If you are still arguing whether you need to be Agile, this is not for you. Vamoose! You are already a creature living in the past. The previous generation. To be or not to be Agile, that is no longer the question. But, in the organizational context, Agile is just a means to an end, the answer to your existence, what the organization wants to be, and the required right response to its employees, customers, the market, and its shareholders (in that order IMO). In my simple definition, Agile is only simply one thing — “Learning to Learn”

“Do we know what we are doing today is right?”
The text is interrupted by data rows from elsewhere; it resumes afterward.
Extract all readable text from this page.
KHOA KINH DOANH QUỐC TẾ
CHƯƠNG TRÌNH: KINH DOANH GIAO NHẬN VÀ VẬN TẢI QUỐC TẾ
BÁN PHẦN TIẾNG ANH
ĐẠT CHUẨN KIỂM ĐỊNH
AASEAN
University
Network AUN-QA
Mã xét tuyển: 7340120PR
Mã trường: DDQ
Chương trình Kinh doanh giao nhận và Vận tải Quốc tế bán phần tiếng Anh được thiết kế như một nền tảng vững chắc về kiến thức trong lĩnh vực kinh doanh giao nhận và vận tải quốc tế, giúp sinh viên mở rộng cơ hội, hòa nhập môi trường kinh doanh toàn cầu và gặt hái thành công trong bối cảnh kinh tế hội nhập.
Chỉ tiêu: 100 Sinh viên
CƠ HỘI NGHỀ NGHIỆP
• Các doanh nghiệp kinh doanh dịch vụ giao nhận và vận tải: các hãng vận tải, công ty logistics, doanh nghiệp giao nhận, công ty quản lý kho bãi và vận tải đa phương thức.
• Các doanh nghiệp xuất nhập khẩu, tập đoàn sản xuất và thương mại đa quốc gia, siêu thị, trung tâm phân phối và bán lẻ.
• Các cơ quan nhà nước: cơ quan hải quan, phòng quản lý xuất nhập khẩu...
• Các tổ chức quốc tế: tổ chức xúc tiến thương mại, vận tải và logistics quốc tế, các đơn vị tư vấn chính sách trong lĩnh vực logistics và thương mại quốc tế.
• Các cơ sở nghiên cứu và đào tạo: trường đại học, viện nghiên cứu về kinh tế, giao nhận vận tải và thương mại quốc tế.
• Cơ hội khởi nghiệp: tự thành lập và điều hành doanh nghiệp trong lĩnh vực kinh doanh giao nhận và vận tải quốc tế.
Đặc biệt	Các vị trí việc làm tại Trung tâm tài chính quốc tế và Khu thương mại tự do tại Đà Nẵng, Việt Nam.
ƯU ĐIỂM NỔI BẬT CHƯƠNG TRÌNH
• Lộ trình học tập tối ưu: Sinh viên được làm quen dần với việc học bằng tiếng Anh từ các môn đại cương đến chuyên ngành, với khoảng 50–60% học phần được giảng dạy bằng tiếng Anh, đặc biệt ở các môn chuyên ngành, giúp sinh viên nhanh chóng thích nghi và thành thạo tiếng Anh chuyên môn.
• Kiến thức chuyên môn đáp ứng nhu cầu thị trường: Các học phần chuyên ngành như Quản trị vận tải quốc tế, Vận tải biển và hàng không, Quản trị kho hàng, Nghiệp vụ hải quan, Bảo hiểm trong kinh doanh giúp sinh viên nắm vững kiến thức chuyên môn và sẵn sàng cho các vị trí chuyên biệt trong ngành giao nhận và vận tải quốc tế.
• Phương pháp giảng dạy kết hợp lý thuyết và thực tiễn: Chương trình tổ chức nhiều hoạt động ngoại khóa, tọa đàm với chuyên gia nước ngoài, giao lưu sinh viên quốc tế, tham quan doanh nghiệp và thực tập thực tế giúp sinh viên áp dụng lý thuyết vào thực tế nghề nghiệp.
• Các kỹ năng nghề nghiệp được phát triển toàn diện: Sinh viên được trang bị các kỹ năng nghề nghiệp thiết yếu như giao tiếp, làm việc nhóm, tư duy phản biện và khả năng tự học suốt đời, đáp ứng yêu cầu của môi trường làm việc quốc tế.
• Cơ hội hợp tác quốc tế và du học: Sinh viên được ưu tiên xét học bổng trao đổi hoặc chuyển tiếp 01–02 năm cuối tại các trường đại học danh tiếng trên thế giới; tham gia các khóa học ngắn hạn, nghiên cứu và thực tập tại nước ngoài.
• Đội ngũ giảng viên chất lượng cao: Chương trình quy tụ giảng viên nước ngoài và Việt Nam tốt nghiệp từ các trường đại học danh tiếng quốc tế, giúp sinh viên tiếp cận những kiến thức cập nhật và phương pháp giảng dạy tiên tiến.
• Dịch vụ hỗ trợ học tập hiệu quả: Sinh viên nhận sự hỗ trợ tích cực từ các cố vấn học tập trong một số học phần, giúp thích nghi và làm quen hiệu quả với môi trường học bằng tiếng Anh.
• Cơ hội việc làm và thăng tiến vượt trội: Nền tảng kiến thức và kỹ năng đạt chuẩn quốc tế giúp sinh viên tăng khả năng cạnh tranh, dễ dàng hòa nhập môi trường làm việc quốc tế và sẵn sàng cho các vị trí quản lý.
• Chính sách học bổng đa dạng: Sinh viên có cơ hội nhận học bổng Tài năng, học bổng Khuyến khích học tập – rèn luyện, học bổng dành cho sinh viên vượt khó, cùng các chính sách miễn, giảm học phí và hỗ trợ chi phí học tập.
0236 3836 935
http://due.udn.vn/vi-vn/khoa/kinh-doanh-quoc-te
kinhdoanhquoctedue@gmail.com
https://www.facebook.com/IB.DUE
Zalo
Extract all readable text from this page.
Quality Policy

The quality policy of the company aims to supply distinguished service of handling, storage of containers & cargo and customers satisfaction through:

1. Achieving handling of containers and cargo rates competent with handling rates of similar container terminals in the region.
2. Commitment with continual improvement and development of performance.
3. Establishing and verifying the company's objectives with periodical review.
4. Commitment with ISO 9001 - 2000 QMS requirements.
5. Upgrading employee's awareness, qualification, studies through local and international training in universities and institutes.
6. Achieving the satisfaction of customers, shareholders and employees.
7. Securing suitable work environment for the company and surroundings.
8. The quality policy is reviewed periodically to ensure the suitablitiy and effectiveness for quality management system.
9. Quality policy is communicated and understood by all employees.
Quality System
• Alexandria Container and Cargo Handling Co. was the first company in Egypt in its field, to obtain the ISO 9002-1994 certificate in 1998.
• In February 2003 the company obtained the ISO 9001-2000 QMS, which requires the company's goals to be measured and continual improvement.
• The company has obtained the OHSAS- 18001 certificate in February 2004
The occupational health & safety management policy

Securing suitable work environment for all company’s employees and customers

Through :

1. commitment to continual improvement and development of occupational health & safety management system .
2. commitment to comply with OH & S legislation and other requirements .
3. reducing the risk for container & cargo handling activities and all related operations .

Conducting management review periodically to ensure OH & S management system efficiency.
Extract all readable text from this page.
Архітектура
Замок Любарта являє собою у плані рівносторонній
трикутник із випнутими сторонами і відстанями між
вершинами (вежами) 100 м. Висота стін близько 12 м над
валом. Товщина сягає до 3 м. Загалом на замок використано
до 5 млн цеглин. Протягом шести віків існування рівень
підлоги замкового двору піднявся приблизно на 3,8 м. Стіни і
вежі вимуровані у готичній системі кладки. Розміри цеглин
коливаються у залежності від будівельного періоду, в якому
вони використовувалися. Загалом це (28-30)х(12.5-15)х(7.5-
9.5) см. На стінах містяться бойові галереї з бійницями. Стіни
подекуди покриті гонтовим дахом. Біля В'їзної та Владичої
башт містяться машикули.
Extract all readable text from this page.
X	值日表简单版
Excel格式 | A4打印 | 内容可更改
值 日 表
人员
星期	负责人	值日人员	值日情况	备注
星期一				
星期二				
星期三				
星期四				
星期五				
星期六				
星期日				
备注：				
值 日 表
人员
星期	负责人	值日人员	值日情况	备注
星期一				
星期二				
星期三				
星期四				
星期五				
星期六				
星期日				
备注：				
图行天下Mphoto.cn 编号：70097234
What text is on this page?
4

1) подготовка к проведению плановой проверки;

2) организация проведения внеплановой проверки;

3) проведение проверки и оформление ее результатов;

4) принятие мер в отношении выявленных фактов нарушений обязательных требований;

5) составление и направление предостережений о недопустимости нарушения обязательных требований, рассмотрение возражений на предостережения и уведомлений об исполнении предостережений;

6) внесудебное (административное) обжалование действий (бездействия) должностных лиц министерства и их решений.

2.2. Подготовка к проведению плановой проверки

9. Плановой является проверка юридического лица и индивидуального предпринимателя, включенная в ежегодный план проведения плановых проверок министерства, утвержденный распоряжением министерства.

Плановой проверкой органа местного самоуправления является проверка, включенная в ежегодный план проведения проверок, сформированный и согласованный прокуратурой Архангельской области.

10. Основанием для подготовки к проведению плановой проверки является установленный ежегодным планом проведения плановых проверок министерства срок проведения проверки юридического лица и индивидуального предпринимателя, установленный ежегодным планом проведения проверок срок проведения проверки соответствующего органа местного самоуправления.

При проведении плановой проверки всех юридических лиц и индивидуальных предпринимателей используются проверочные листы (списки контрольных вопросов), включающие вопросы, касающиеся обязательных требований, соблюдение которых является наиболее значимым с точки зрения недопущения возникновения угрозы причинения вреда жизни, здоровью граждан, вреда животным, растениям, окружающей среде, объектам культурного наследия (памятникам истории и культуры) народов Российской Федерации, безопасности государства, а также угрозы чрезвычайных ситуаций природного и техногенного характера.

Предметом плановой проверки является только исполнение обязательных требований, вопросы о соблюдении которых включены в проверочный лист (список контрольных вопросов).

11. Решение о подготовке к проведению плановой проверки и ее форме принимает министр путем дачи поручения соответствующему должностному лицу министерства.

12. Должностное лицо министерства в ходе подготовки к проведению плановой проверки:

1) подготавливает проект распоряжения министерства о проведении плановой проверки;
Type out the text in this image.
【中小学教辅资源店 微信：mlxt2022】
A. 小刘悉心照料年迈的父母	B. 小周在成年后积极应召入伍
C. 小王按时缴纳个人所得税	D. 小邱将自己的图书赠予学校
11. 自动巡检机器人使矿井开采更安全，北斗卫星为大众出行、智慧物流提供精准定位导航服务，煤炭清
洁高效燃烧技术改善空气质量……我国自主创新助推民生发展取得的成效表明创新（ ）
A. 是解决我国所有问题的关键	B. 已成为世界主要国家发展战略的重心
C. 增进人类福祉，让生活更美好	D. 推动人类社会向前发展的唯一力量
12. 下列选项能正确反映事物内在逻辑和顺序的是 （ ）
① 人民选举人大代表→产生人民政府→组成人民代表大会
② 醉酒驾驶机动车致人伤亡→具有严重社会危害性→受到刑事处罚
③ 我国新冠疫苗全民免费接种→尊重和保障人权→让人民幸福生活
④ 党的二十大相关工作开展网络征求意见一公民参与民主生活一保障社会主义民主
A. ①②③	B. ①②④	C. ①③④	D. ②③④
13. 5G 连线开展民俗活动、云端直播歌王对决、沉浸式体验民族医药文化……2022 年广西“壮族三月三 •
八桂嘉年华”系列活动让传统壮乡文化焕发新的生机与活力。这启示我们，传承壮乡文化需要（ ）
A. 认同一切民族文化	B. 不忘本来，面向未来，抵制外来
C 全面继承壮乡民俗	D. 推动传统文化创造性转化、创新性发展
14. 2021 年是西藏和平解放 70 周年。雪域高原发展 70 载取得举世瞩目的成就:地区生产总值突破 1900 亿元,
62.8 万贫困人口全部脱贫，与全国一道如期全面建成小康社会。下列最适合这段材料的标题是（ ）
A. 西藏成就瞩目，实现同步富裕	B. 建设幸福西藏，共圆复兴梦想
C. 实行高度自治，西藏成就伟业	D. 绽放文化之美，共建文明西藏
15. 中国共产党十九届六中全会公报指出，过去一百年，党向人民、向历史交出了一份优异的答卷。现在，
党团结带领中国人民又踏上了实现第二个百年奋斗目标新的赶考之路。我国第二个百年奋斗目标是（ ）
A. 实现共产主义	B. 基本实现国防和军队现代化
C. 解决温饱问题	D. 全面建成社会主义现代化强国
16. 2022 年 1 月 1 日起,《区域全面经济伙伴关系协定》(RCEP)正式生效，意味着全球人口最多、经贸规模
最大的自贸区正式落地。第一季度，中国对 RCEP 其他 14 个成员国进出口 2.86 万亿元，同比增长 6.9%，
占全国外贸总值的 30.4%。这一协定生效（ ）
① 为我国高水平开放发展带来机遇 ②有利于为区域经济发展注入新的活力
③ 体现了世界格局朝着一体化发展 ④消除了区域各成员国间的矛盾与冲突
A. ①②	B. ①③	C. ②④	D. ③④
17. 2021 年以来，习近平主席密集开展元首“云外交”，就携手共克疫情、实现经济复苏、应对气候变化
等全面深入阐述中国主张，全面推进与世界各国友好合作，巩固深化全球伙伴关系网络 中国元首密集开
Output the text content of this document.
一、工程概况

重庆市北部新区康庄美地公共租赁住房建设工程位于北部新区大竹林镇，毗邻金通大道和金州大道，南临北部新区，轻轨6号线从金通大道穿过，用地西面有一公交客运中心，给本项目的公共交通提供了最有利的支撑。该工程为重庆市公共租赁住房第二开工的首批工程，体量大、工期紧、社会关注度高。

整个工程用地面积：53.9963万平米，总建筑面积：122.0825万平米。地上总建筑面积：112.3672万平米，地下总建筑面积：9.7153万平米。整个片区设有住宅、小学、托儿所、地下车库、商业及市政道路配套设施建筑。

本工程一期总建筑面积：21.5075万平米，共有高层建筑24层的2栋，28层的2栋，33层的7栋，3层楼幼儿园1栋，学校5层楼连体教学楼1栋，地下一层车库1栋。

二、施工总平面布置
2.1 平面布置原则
So, if I say we are getting it wrong, then what is right? That is a very interesting question. There is no specific right. However, before you go off and say, “Oh, I was expecting some canned answers, nothing here really”, the right question to ask is not to ask “What is right?” but to ask “Do we know what we are doing today is right?” and that question asked everyday will help you find the answers continuously over a period of time. And that period of time, is a journey with nary an end in sight.

13X Agile — definition and construct

I do not know want to end this article with such abstraction, no meat, no answers and leave with you with only the questions. To assist you in the journey, I have for you 13X Agile. 13X Agile is a hypothetical end state for an ultimate organization, where it is the best place to work for its employees, super-delighted customers, darling of the stock market for shareholders and the bane of its competitors.

It is a defined set of characteristics that include objectives, outcomes, accountabilities and behaviours of such an organization. It is a very simple method which measures such behaviours and over the coming weeks, I shall articulate it for you and continue to evolve and elaborate it over time.

The construct is simple:

  • Organizations have a desire to be Agile, nimble and adaptive.
  • For that to happen Organizations need to culturally transform
  • Cultural changes are driven by structural changes — bottom-up change (painful, time-consuming, high chance of failure) and combined bottom-up and top-down change (shorter pain, lesser time, better chance of success)
  • Culture cannot be changed, by itself — it is a by-product of behaviours in teams, team of teams (T2), team of team of teams (T3), other employee eco-systems and management
  • To reach target culture, we need to reach target behaviours — targeted behaviours are tied to target objectives, so we first define the Objectives and Outcomes required for the organizations, its stakeholders, its teams (T1) (and team of teams (T2), and team of team of teams (T3))
  • To measure behaviours tied to achieve these objectives and outcomes, you now need a clear set of accountabilities for the organizations and its teams (T1, T2,T3…)
  • Each role in the organization (T1, T2, T3, Management, etc) has specific accountabilities, if there is no clear accountability, you cannot expect clear associated behaviours.
  • Once accountabilities are established, these are he baseline for the learnings that would establish the required behaviours as a continuous journey
  • Behaviours cannot be force-changed, they can only be evolved by individual learnings, which will establish them. Learning cannot be forced, it has to be continuously reinforced.
  • You continuously measure the behaviours exhibited by the system (organization, T1, T2, T3, etc) and this active feedback loop tells you what learning you need to continue establish in your system.

In summary, Learning changes behaviours, behaviours need accountability, Accountability needs Objectives/Outcomes, Objectives/Outcomes require Structural changes and collectively these establish a cultural change.